The paper addresses two fundamental shortcomings of current generative agent‑based modeling (GABM): (1) the high computational cost and poor calibration of large language model (LLM)‑driven multi‑agent simulations that reason at the individual level, and (2) the limited ability of classical agent‑based models (ABMs) to incorporate rich, multimodal individual signals and non‑stationary dynamics. To bridge this gap, the authors propose PhysicsAgentABM, a hierarchical neuro‑symbolic framework that shifts inference from individual agents to behaviorally coherent clusters.

In PhysicsAgentABM, the population is represented as an interaction graph G = (V, E) with an adjacency matrix A. Agents are partitioned into M clusters {Ck} using a novel LLM‑driven clustering method called ANCHOR. ANCHOR proceeds in three stages: (i) structural‑semantic initialization via GraphSAGE embeddings and spectral clustering to obtain coarse clusters; (ii) behavioral motif discovery through short‑horizon domain‑specific mini‑simulations that record reasoning‑action traces, which are embedded and clustered to define motif profiles; (iii) anchor‑guided contrastive refinement, where each coarse cluster selects an “anchor” agent whose motif profile is most representative. The anchor evaluates compatibility scores qij for other agents using LLM reasoning, and a joint loss combining contrastive learning and KL divergence aligns learned similarities with these scores, producing refined clusters that respect both topology and behavior.

Within each cluster, two complementary pathways estimate transition hazards for all admissible state changes: a symbolic pathway and a neural pathway. The symbolic pathway employs state‑specialized symbolic agents that encode mechanistic priors (e.g., epidemiological equations, policy rules) and produce hazard estimates λsym along with epistemic uncertainty usym. The neural pathway uses a multimodal encoder (tabular, temporal, and graph inputs) to generate neural hazards λneu and uncertainty uneu. Both hazard estimates are fused via uncertainty‑aware epistemic fusion:

 λfused = (c_sym · λsym + c_neu · λneu) / (c_sym + c_neu)

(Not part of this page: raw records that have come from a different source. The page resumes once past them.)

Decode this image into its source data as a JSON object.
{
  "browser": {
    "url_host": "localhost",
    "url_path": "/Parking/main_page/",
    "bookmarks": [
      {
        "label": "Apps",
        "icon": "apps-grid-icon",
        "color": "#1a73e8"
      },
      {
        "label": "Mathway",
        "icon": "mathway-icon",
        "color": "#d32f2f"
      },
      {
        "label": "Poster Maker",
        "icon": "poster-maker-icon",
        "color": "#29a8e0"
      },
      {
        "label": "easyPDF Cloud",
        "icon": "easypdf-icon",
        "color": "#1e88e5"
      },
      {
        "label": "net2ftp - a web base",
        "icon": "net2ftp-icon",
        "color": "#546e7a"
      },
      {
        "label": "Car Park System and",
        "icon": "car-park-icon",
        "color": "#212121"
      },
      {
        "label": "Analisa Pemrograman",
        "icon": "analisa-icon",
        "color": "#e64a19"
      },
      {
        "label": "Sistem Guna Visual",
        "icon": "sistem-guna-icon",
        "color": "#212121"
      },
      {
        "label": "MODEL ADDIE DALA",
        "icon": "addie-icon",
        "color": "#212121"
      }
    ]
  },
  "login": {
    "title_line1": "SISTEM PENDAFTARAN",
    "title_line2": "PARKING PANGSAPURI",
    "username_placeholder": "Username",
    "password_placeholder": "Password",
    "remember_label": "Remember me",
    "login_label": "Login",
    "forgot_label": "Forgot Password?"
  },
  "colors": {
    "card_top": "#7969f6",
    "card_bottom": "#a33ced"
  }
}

where confidence weights (c_sym, c_neu) are learned by a lightweight MLP that calibrates each source’s reliability. The fused hazards constitute a calibrated, population‑consistent transition prior for the cluster.

Individual agents then realize state transitions stochastically by modulating the cluster‑level prior with their own attributes, local neighborhood statistics from A, and personal memory. This decouples costly population‑level inference from per‑agent variability while preserving heterogeneity.

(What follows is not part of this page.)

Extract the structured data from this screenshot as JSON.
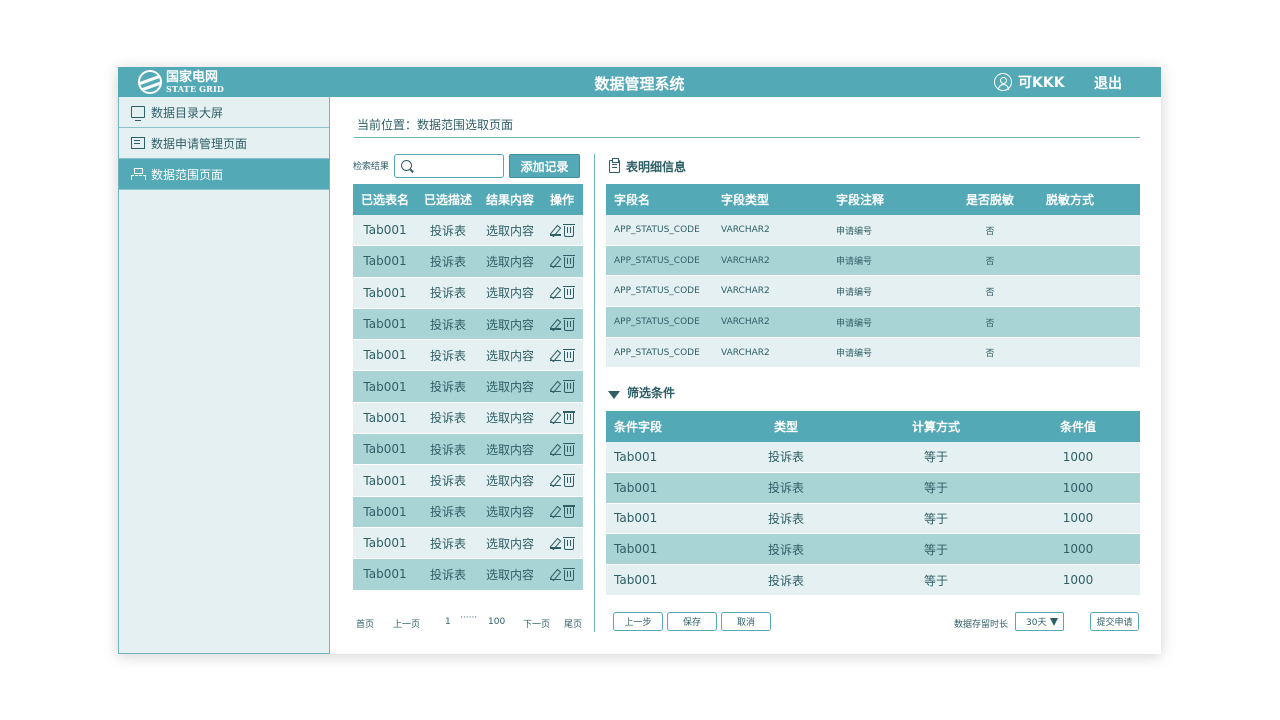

The authors evaluate PhysicsAgentABM on three public datasets spanning public health (infectious disease spread), finance (stock market regimes), and social science (opinion diffusion). Baselines include mechanistic ABMs, pure neural state‑space models, and existing LLM‑based GABMs. Metrics comprise event‑time accuracy (e.g., mean absolute error of outbreak peaks) and calibration quality (Expected Calibration Error). PhysicsAgentABM consistently outperforms baselines, achieving 5–12 % improvements in timing accuracy and 30–45 % reductions in calibration error. Notably, the advantage grows for long‑horizon simulations where temporal drift is severe. The ANCHOR clustering reduces LLM calls by an average factor of 7× while maintaining or improving cluster cohesion, demonstrating substantial computational savings.

Key contributions are: (1) a cluster‑level neuro‑symbolic inference architecture that integrates mechanistic knowledge and data‑driven dynamics with explicit uncertainty modeling; (2) ANCHOR, the first LLM‑anchored clustering method that treats abstraction as a semantic control problem, enabling transition‑faithful clustering; (3) a calibrated, timestep‑aligned paradigm that separates population inference from agent realization, improving scalability and robustness.

Limitations include the need to pre‑specify the number of clusters, sensitivity of anchor selection and LLM prompt design, and potential dominance of the neural pathway in highly non‑linear interaction regimes. Future work is suggested on automatic cluster‑number determination, prompt optimization, and incorporation of reinforcement‑learning‑based policy updates to enhance adaptability in dynamic environments.